Run Gum sponsored 20 athletes during the 2015 USATF championships, supplying the athletes with branded uniforms and funds to travel to the national meet.

During the competition, Symmonds sported large Run Gum temporary tattoos on both biceps but if the USOC and USATF have their way, none of that will be allowed at this summer's Olympic Trials.

Symmonds told website FloTrack if companies such as McDonald's or Starbucks wanted to pay an athlete $1 million to wear a jersey with their logo on it, the athlete would have to turn it down.

"They can't take that money," said Symmonds. "There is no way for any company, any non-apparel manufacturer, to advertise on an athlete during the Olympic Trials and that's wrong."

Due to his pushback against the rules, Symmonds was left off Team USA for the World Championships after he had refused to sign a statement of conditions limiting athlete-sponsor visibility. Additionally, USATF and USOC have ruled any athlete who makes the national team for the 2016 Summer Olympics in Rio de Janeiro will be required to sign the same statement.

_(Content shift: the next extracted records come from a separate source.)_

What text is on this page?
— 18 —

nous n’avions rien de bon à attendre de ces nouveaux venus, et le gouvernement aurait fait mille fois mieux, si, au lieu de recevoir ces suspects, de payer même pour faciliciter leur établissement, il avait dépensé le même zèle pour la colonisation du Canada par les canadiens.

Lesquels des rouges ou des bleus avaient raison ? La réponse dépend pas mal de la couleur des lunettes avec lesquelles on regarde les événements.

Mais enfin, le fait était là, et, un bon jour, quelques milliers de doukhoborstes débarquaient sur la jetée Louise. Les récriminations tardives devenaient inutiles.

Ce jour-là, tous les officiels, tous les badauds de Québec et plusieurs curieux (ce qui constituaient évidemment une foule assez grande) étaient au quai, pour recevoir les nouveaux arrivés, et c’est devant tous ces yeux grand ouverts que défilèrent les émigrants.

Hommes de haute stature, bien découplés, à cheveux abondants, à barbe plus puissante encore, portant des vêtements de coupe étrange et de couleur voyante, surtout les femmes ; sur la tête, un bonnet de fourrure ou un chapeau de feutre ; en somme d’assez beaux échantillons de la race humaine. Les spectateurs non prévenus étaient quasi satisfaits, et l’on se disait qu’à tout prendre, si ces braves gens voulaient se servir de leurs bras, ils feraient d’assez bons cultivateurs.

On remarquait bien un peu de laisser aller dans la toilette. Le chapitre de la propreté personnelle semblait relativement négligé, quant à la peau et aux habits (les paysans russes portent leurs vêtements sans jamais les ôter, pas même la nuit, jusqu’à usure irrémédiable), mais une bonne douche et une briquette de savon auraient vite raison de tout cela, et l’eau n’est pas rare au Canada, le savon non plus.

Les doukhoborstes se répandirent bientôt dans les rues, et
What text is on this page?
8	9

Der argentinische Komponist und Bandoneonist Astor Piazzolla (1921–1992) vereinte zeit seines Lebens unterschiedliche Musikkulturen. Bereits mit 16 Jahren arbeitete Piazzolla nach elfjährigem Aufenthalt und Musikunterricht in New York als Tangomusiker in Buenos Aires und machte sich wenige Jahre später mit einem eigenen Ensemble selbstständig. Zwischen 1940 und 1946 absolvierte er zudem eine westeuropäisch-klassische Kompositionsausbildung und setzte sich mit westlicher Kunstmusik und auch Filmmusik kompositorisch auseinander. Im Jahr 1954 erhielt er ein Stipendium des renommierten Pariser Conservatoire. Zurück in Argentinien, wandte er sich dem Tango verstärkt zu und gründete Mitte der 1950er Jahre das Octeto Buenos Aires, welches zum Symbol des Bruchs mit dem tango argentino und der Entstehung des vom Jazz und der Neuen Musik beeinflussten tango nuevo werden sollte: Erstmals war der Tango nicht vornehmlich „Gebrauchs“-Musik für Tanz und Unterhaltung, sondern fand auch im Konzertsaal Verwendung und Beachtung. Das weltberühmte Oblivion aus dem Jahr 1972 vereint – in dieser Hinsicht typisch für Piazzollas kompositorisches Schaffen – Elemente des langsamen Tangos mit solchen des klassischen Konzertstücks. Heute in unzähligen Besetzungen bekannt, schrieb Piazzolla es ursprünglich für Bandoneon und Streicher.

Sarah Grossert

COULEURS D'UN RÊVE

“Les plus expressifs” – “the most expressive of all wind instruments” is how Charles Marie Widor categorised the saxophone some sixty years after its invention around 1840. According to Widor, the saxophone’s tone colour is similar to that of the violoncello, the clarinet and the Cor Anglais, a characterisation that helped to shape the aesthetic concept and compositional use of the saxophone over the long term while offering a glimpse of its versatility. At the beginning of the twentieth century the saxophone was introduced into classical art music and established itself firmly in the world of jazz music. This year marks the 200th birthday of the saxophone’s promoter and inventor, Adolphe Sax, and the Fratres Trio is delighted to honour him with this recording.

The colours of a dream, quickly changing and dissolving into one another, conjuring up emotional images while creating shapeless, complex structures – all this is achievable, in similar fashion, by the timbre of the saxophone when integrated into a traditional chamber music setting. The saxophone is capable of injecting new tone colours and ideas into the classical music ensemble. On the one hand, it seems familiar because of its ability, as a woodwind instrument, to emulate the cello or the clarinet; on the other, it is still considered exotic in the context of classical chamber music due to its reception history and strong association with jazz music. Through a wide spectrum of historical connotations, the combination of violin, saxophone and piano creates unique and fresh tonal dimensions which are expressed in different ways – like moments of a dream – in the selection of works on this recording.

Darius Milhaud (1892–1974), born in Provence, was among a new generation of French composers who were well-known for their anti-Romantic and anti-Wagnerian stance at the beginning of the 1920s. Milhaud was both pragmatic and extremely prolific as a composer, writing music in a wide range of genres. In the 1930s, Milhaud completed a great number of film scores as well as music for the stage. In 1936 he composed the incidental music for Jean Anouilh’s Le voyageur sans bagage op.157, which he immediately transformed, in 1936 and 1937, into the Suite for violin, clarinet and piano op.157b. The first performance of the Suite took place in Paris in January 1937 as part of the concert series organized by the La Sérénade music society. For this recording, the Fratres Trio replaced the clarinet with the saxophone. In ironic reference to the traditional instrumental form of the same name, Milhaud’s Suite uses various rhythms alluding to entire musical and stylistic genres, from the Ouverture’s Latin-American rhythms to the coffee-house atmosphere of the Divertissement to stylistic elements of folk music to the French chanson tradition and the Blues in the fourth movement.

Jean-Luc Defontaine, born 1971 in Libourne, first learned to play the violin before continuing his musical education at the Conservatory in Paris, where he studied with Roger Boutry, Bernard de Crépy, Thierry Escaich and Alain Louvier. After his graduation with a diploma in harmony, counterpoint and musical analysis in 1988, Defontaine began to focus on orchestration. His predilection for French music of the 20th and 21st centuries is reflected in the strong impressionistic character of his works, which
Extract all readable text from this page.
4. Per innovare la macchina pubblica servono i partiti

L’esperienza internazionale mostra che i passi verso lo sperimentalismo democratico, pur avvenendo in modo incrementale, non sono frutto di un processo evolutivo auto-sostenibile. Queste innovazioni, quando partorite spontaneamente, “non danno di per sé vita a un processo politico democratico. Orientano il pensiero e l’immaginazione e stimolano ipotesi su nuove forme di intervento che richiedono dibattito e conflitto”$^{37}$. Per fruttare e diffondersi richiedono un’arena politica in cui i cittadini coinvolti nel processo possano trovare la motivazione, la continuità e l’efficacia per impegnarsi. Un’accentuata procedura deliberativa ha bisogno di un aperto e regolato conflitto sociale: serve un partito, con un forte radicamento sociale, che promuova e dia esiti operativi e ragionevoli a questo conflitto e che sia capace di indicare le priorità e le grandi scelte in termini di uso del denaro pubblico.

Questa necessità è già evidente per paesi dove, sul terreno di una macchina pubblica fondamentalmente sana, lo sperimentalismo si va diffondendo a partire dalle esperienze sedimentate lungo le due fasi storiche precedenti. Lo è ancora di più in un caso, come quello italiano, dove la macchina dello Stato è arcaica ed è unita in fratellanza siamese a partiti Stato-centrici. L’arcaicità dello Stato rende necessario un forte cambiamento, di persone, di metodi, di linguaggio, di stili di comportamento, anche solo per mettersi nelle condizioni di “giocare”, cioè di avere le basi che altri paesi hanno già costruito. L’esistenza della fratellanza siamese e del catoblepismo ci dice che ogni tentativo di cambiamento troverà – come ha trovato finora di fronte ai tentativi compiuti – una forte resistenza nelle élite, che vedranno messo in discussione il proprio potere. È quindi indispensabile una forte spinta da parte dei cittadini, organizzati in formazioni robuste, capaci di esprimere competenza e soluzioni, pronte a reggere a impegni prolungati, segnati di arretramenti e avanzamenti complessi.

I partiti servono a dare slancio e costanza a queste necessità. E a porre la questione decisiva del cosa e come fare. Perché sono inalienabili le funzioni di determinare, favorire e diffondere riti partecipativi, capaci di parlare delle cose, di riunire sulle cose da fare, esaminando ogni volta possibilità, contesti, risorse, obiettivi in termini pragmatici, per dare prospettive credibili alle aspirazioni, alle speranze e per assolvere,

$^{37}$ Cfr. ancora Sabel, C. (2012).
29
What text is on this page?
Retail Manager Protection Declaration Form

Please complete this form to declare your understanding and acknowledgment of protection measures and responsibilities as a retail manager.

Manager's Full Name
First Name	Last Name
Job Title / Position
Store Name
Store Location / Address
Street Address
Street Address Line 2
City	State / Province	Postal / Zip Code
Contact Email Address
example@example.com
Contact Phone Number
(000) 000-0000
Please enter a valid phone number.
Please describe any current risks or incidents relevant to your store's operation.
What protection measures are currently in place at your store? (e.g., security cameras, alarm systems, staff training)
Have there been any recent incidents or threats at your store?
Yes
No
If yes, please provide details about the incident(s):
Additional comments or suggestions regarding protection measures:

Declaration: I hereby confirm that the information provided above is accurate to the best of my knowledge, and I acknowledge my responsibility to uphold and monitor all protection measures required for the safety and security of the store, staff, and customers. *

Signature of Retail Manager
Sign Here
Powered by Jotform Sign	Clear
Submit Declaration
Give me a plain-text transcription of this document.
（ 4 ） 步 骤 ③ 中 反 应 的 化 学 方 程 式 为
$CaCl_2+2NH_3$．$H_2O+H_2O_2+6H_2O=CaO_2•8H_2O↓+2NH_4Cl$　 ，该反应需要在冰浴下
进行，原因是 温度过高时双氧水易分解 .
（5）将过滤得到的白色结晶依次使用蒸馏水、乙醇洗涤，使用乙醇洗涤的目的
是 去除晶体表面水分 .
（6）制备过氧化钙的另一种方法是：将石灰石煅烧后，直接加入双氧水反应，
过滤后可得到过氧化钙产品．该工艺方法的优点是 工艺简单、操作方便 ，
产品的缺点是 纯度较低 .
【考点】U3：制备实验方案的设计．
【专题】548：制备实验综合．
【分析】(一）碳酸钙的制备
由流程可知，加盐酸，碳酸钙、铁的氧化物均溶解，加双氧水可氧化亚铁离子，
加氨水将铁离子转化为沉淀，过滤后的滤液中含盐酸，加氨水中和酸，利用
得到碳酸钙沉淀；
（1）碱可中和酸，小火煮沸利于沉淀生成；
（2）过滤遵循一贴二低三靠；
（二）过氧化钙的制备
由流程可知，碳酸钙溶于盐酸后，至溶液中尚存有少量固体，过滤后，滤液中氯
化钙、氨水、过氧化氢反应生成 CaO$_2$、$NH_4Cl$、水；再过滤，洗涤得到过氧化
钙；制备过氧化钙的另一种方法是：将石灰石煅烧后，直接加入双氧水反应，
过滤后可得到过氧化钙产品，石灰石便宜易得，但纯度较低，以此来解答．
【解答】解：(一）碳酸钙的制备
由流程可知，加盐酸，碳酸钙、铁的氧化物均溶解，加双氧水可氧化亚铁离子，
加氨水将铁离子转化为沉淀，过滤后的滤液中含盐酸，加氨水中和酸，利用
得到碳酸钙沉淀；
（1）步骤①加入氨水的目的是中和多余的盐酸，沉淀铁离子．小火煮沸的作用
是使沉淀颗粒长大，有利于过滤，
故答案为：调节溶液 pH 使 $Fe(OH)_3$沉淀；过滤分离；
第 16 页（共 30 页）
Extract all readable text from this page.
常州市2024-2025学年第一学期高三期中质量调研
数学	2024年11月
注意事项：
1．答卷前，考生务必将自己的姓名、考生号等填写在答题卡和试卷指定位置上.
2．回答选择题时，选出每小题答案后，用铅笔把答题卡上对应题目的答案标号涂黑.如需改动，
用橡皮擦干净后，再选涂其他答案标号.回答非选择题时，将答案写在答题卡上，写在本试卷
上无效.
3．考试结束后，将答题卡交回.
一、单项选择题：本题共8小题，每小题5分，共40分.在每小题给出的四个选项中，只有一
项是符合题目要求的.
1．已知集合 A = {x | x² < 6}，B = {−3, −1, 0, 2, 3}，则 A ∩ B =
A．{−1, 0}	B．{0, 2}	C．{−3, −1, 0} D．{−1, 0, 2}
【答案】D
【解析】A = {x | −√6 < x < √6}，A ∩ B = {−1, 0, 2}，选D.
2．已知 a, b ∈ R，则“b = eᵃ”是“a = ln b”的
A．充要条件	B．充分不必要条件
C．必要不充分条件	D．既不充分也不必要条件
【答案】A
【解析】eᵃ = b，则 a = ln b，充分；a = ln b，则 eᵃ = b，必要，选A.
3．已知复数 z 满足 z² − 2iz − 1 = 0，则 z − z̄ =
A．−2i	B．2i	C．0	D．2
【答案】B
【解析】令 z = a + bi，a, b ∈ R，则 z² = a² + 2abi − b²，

"[USATF] are an entirely inept organization and I don't expect them to have their shit together in time," said Symmonds. "But in the meantime, I am putting my faith in [CEO Max Siegel] and his ability to get things done and have a statement of conditions that has all of its terms defined by the time the Olympic Games comes around."

Until then, Symmonds said he intends to spend the next several months training to make the USOC team for the Summer Games. To stay in top form, he runs 60 miles per week around his Seattle home, but still takes Sundays off to go fishing.

Symmonds said he'll ramp up his efforts in March with a five-week training stint in Albuquerque, N.M. Afterward, he'll travel to Asia for a few early season races to tune up his legs in anticipation of the racing season.

To qualify for Rio, Symmonds will need to finish in the top three at the U.S. Olympic trials, which are held in Eugene, Ore., in early July. Track experts predict an 800-meter run time of 1:44.5—Symmonds' winning time from 2015—is necessary to secure a spot on the Rio-bound Team USA.

Symmonds, whose best time of 1:42.95 was set during the 2012 London Olympics, said he's not worried about his chances in 2016.

"I feel my experience will come through like it always has," he said. "I've made every team I've tried out for and I believe if I stay healthy, this will be no exception."

Symmonds' confidence notwithstanding, he'll have some serious competition this year from a number of American athletes hoping to unseat the reigning U.S. champion. Notable frontrunners include 21-year-old Clayton Murphy, who replaced Symmonds on the U.S. team last year, and 18-year-old Texas A&M freshman Donavan Brazier, who ran the nation's sixth fastest indoor time in his collegiate debut.

Symmonds, who turned 32 in December, said the influx of younger runners in his event doesn't worry him. He'll be relying on the experience gained from winning eight national titles.

"If I got fired up about every youngster who ran a fast time, I wouldn't be able to sleep at night," Symmonds said. "I train to run three rounds. I train to run faster each round and have my best product at the end of each round. It's something that takes a decade, or certainly years, to get right."

Once in Rio, Symmonds will face many of the same international competitors he ran against in 2012, including Olympic champion David Rudisha, who holds the record for the 800-meter. Despite the likelihood of racing the "greatest half miler who's ever lived," Symmonds' goal for Rio is simple: win an Olympic medal.

"At this point I'm only doing it for the medals," he said. "And to keep governing bodies on their toes."